Public Private Partnerships

Indeed, historically Melbourne has been the Big Road business model for the country, with 20 years of dubious Public Private Partnerships (PPP) contracts.

Multilayered PPP road contracts seem like the roads themselves — texts and syntax suddenly snake and widen their way through complex clauses, sneak under dubious language and tunnel into the blackness of commercial in confidence.

Marxist transport academic, the late Paul Mees, and other critics in the 2000s, exposed the billion dollar contract competition clauses that have prevented public transport from extending beyond 1950s planning. Mees discovered that if governments or private companies were to build public transport near motorways — which would compete and divert revenue from Big Road companies — operators could claim compensation for lost revenue.

Although 60% people living in Australian cities have no trains or trams close to home, toll roads catchment areas cover half of the cities. In Melbourne, Sydney and Brisbane, if you travel on any major toll road, all the evidence points to a lack of public transport. It seems “induced traffic” does not induce planning for more buses, trains, light rail, or even bike lanes near toll roads.

Historically, as Big Road came to dominate transport policy, there were astonishing demolitions of existing public transport. Trams were removed from Sydney’s streets and even the Harbor Bridge. Tasmania’s tramlines were ripped up. Country train lines in northern NSW were abandoned. Sydney’s monorail was dismantled. And it is  little wonder the 50-year planning for a national high-speed rail network has never seen the light of day, nor that elusive rail link to Melbourne airport.

Fight back

In recent years, a collaborative fight back against Big Road has had councils, community groups, greens and socialists blocking motorway construction and government. The Roe 8 highway dominated the WA election campaign and was a big factor in the stunning landslide against the Liberal Party. Similarly, the Tunnel Picket groups’ fight against the Victorian Liberals’ East West Link swayed the election and stopped Big Road.

However, when a new state government is sworn in, the public pays millions for these road cancellations: $400 million was paid in Victoria and $40 million in WA.  

At the micro level, people who have access to public transport are filling trains and trams and buses and, by sheer patronage overload, forcing new extensions of rail lines and trams. Then there’s those rebel drivers who avoid the toll roads out of a good old fashioned stick-it-to-the-tollway attitude.

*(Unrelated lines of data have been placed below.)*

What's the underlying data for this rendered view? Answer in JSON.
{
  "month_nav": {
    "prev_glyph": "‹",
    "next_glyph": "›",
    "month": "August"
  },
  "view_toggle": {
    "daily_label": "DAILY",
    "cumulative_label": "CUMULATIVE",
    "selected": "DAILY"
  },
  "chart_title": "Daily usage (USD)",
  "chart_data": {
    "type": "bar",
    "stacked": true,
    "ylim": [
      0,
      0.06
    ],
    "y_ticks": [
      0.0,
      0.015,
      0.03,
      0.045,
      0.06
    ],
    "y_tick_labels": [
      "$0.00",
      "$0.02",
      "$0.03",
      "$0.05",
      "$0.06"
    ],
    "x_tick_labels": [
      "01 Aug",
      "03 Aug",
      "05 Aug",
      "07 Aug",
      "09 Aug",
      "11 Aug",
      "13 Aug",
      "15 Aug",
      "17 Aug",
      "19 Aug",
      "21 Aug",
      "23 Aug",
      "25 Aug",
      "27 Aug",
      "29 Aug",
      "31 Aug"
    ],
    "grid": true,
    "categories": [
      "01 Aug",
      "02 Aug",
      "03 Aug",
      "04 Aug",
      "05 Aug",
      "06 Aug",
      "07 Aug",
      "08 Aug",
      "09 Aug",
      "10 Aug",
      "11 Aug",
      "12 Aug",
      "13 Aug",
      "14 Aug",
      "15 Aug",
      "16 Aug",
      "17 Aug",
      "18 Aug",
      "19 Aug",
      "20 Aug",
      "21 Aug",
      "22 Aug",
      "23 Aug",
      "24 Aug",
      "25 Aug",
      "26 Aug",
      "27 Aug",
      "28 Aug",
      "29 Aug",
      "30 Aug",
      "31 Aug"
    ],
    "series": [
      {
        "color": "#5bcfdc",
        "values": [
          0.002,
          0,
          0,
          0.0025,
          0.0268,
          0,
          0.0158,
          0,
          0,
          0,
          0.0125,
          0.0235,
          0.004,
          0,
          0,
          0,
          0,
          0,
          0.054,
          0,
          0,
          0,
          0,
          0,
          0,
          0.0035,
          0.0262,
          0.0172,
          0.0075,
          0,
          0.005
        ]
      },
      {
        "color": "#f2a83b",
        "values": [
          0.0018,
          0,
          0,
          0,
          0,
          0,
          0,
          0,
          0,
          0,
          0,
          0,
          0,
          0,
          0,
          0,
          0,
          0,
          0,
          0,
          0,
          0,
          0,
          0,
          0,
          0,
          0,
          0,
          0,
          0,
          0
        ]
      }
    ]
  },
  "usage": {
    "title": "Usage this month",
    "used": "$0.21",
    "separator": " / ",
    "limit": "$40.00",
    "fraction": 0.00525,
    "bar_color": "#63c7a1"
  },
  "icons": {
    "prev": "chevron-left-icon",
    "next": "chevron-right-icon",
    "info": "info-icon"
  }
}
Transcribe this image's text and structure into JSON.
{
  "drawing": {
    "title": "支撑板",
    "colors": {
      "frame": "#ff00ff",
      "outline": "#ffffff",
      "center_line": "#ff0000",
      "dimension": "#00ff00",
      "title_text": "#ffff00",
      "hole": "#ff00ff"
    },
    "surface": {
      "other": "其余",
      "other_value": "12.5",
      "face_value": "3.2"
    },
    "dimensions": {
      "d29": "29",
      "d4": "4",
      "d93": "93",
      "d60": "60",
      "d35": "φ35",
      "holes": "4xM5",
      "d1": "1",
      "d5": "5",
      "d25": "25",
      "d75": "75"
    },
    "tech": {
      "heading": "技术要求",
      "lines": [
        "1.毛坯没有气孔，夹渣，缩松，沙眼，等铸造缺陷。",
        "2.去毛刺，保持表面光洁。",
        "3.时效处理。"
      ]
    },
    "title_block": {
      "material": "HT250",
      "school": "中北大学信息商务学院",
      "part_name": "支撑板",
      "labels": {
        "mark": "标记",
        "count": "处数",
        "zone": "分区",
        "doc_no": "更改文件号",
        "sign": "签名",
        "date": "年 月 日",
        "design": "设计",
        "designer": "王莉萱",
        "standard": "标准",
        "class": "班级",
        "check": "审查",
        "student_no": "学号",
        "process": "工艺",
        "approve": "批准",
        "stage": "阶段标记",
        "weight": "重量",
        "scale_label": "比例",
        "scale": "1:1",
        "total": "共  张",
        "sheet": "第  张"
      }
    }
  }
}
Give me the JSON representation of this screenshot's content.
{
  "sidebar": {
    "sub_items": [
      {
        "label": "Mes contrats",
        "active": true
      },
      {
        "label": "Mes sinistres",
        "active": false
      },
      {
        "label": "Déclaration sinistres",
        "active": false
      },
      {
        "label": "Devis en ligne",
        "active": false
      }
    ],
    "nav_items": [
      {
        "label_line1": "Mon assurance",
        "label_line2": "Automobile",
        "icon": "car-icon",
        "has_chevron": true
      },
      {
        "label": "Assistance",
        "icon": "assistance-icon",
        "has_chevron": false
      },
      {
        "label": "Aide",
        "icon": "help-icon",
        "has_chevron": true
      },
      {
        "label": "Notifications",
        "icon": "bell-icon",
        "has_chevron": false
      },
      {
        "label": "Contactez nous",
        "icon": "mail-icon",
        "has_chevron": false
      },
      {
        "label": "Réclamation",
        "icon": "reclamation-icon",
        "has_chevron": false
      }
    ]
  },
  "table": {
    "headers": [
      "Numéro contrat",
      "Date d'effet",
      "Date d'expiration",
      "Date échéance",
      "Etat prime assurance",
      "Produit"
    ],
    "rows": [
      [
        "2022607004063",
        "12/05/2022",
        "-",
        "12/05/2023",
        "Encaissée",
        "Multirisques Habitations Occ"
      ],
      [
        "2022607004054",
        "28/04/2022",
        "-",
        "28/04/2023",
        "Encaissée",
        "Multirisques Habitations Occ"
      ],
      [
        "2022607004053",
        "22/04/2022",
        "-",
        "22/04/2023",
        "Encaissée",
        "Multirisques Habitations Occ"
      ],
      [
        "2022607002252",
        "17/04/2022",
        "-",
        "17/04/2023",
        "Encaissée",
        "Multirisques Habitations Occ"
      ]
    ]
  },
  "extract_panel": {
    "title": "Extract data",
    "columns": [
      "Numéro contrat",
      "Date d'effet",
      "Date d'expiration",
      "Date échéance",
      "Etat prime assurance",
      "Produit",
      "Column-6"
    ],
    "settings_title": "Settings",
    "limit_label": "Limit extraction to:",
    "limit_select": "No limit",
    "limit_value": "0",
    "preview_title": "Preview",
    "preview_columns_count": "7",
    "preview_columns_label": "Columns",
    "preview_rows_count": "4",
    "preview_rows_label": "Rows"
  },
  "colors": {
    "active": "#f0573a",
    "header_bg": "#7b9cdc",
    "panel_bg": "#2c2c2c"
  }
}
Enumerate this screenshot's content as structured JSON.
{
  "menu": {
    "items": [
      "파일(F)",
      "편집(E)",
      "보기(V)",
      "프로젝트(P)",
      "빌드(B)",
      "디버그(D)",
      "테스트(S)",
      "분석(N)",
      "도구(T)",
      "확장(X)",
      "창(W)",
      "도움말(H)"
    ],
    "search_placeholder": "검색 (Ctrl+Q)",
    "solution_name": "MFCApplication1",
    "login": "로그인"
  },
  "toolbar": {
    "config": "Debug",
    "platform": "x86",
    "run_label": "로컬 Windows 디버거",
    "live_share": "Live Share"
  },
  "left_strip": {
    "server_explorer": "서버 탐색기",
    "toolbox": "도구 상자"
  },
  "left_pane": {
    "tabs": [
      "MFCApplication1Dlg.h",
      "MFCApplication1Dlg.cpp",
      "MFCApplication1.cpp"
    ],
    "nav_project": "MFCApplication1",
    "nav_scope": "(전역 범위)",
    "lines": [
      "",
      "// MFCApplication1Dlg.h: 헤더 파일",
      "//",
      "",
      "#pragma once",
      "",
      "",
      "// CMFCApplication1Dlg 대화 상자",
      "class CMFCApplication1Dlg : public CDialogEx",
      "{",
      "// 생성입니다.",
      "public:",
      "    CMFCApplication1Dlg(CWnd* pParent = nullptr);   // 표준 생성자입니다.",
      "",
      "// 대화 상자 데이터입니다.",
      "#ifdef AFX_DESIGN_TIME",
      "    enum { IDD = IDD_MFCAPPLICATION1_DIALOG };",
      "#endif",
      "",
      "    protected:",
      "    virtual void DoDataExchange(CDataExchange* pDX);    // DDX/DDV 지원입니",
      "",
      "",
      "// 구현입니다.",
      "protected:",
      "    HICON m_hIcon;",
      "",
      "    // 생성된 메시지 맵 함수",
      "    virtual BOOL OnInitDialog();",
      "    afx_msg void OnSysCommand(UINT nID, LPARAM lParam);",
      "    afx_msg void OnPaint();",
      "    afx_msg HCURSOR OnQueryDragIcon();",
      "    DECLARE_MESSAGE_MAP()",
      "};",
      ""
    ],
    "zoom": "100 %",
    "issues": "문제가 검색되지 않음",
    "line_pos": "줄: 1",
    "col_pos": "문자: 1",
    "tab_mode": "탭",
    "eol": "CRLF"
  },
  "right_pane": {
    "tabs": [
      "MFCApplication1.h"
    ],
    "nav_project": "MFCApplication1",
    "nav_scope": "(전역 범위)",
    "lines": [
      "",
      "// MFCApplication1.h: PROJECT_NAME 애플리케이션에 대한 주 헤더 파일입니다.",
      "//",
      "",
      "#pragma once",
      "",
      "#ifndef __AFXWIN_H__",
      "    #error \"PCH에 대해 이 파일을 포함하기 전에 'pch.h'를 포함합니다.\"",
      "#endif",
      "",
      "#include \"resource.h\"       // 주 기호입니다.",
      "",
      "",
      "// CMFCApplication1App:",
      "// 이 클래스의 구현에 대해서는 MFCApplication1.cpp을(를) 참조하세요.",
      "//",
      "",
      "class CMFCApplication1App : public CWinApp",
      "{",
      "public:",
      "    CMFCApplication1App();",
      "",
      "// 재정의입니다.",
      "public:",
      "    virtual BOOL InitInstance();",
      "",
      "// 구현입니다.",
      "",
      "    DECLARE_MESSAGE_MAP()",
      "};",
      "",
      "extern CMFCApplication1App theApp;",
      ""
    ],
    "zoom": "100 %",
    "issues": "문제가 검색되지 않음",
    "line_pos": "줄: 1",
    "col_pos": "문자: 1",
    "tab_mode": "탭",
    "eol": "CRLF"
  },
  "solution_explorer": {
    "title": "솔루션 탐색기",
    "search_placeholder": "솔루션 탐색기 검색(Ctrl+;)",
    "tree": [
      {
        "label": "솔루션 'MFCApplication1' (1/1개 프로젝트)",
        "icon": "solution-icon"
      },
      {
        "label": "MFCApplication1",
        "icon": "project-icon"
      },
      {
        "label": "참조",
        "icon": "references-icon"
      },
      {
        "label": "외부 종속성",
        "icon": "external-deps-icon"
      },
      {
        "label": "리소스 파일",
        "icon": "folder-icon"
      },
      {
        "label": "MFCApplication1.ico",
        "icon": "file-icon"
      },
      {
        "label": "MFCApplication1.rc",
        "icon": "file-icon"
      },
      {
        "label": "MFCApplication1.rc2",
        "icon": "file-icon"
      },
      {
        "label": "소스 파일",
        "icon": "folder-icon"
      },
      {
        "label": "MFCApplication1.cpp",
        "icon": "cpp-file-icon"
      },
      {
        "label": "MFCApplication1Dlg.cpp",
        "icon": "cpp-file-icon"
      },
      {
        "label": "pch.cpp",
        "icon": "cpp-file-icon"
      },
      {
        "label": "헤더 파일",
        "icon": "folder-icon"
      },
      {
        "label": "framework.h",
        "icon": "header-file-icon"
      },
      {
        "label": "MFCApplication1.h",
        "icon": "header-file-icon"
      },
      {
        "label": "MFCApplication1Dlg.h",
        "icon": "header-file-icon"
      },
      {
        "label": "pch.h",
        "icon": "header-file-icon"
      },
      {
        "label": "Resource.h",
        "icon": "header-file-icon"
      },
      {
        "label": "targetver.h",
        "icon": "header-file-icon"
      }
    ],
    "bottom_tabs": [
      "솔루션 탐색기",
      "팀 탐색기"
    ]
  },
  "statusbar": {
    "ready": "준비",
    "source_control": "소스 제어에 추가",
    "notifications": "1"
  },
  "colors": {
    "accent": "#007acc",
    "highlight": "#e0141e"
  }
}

A combination of toll avoidance, public transport, cycling and protesting has sent road companies bankrupt. Dr Alan Davies, a Melbourne-based planning consultant, said although investors have positioned $40 billion in toll roads across Australia since 1994, bankruptcies have recently hit the Brisbane’s Clem7 Tunnel and RiverCity Motorway and Sydney's Cross City Tunnel and Lane Cove Tunnel. Given its $30 billion expenditure increase, Sydney’s WestConnex may follow suit and go bust.

Transurban's monopoly

These bankruptcies, combined with climate change, should have heralded the end of toll roads and the start of the end for Big Road. Not so. Transurban, who arrogantly call themselves the "natural custodian" of the nation's motorways, simply gobbled up the bankrupted toll roads.

Transurban's share price has surged nearly 20% in the past two years due to the buy-outs and because governments are looking to create a state-corporate monopoly on roads and tolls. State and federal governments recently ticked off Transurban’s $1.3 billion Tullamarine Freeway widening, the NSW $3 billion NorthConnex and the $450 million Queensland Logan Enhancement. Even the Grattan Institute is backing the idea of a centralised toll from one operator as an approach to congestion charging.

The shift to a Big Road monopoly may further infuriate workers, car drivers, train patrons and others who cannot afford the tolls. A direct signal was felt when two state governments fell over, in part, a voter backlash against tollways and Big Road. As the evidence builds against Big Road, there might just start to be a whole new meaning to the term “road rage”.